Yiddish Steel on February 8, 2007 at 4:01 pm

This ad has come in for considerable criticism in lean-manufacturing circles, who take it as a sign that GM still doesn’t understand what’s really important in manufacturing. Extensive discussion at these blogs:
http://www.evolvingexcellence.com
http://kanban.blogspot.com
As context, it’s helpful to understand that Roger Smith, when he was running GM, put great faith (and money) into highly roboticized factories..while Toyota was more successfully focusing on continuous improvement with heavy input from line workers.

photoncourier.blogspot.com on February 8, 2007 at 4:02 pm

@debbie
“I JUST THINK IT’S SAD WHEN HUMANS ARE REPLACED BY MACHINES. AND IT’S KIND OF OMINOUS OF A SCARY BRAVE NEW WORLD-STYLE FUTURE.”
– and i think its sad that the luddites never notice that there are humans developing, manufacturing, selling, operating/supervising, and repairing those machines. we’re simply exchanging one form of labor for another. where’s the loss?

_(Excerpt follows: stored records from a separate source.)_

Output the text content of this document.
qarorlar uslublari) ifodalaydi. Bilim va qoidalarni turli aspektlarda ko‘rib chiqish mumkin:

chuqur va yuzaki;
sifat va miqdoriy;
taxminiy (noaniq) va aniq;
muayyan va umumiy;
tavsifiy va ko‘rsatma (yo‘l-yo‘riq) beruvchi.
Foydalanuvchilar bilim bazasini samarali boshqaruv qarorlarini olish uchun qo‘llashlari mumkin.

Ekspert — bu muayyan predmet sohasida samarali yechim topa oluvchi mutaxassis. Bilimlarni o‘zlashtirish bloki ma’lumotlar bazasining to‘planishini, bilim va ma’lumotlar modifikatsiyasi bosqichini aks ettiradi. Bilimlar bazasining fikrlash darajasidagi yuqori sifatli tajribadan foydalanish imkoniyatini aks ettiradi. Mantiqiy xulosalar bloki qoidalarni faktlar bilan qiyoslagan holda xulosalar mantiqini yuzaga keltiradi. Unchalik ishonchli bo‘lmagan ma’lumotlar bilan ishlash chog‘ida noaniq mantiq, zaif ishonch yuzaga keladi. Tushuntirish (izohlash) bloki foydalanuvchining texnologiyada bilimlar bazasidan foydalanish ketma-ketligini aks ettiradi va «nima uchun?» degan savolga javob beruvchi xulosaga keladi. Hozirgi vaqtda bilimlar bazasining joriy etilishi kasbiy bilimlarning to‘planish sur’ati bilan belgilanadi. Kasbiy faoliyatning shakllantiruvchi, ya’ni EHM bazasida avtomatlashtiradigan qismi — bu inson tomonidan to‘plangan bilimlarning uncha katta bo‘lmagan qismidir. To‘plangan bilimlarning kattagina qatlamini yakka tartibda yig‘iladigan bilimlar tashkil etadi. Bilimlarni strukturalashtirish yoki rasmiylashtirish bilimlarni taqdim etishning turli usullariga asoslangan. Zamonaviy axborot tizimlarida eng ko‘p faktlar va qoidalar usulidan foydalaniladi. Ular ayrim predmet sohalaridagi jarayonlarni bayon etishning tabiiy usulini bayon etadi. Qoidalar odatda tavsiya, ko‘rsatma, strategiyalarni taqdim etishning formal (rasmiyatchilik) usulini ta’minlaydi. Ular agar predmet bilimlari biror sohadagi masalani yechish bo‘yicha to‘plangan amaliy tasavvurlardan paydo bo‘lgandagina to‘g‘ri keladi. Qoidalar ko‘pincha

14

ready5 on February 8, 2007 at 8:58 pm

The conversion of US-Welder’s jobs to US Robotics and Spray-Painter’s jobs replaced by automated Coil Coating was tough – but those innovations protected workers health.
Now that brilliant US IT people (no slight to factory workers) are being ‘outsourced’ – there is reason for concern. Rush and Sean preach “Don’t Worry – America is the land of Innovation.” Well, that worked when the World population was small and advanced education was reserved to the West, but as we know – there are many smart and talented evil people in the Third world! It was a terrible mistake to allow superstitious and freedom hating foreign students to study advanced Mechanical and Nuclear Physics in the West (Medicine was Okay).

Irish Poet on February 10, 2007 at 5:14 pm

[irish poet]
the usa does enjoy an educational/technological advantage that i see no moral/logical reason against protecting. the problem is that most of those advances are in the private market, and we allow our domestic firms to employ cheap labor overseas. i agree that we’ve been far too casual about who we sell away our advantage to… but we also can’t be too isolationist. i firmly believe that employment should be more firmly tied to citizenship and that any immigration should be tied to the unemployment rate… else the usa will continue to erode what advantage it has left.